Pavilion III was the second pavilion enslaved laborers built on the Lawn, completed in 1823. UVA’s first Law professor, John Tayloe Lomax, moved into the building in 1826 along with his family and enslaved workers. During Lomax’s short tenure, he expanded the pavilion by constructing “The Mews,” an adjacent outbuilding that served as a kitchen and quarters for enslaved people that still stands today.
UVA’s second Law professor, John A. G. Davis, moved into the larger Pavilion X in 1833 with his family and enslaved workers. His residence began a century-long legacy of Law professor occupancy in the pavilion. With each resident family, Pavilion X underwent structural modifications to appease the individual tastes of its occupants and accommodate large enslaved communities.
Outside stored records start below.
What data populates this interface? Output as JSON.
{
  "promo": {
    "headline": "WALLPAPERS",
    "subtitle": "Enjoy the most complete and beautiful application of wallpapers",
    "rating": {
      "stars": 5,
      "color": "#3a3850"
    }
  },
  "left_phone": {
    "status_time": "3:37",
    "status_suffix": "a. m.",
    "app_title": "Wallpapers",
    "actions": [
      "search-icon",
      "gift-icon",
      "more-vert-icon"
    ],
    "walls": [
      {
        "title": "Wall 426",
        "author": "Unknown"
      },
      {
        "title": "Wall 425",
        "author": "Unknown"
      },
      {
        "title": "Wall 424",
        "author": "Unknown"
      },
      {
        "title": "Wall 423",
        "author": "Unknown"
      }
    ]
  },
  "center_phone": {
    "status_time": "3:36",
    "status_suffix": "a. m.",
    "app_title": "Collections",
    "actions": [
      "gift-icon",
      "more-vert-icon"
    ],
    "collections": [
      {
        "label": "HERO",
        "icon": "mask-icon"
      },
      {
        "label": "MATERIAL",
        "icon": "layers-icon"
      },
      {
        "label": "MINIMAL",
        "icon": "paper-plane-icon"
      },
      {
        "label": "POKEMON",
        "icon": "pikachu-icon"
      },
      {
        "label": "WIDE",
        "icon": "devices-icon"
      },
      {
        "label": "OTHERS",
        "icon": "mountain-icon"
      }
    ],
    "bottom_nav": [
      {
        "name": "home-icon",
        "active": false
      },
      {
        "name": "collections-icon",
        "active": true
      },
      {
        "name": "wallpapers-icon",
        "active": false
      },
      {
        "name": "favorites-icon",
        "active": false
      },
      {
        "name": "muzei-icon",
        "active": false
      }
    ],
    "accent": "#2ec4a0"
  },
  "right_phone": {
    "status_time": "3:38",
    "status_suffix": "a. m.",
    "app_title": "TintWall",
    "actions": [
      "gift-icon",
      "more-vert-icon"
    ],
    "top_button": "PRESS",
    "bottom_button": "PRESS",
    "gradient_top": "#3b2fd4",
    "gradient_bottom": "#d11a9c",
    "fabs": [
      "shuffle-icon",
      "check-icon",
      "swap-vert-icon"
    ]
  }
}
The former Sunnyside property sits on the land now occupied by the UVA Law School. Throughout the 19th century, multiple families lived on and farmed the property with the help of enslaved labor. Charlottesville’s first Poor House was located on the property. The Duke Family purchased Sunnyside in 1863 and enslaved at least 11 individuals who lived and worked there. UVA bought Sunnyside in 1963.
UVA purchased the Law School's current North Grounds site in 1963, when the tract was mainly woods. For centuries before that, the landscape was home to a long list of inhabitants, including farmers and enslaved laborers, the Albemarle County Poor House, and the Charlottesville barbecue grounds. Many of these sites are visible today from the Rivanna Trail. This video walking tour explores the history of the landscape on which the Law School now sits.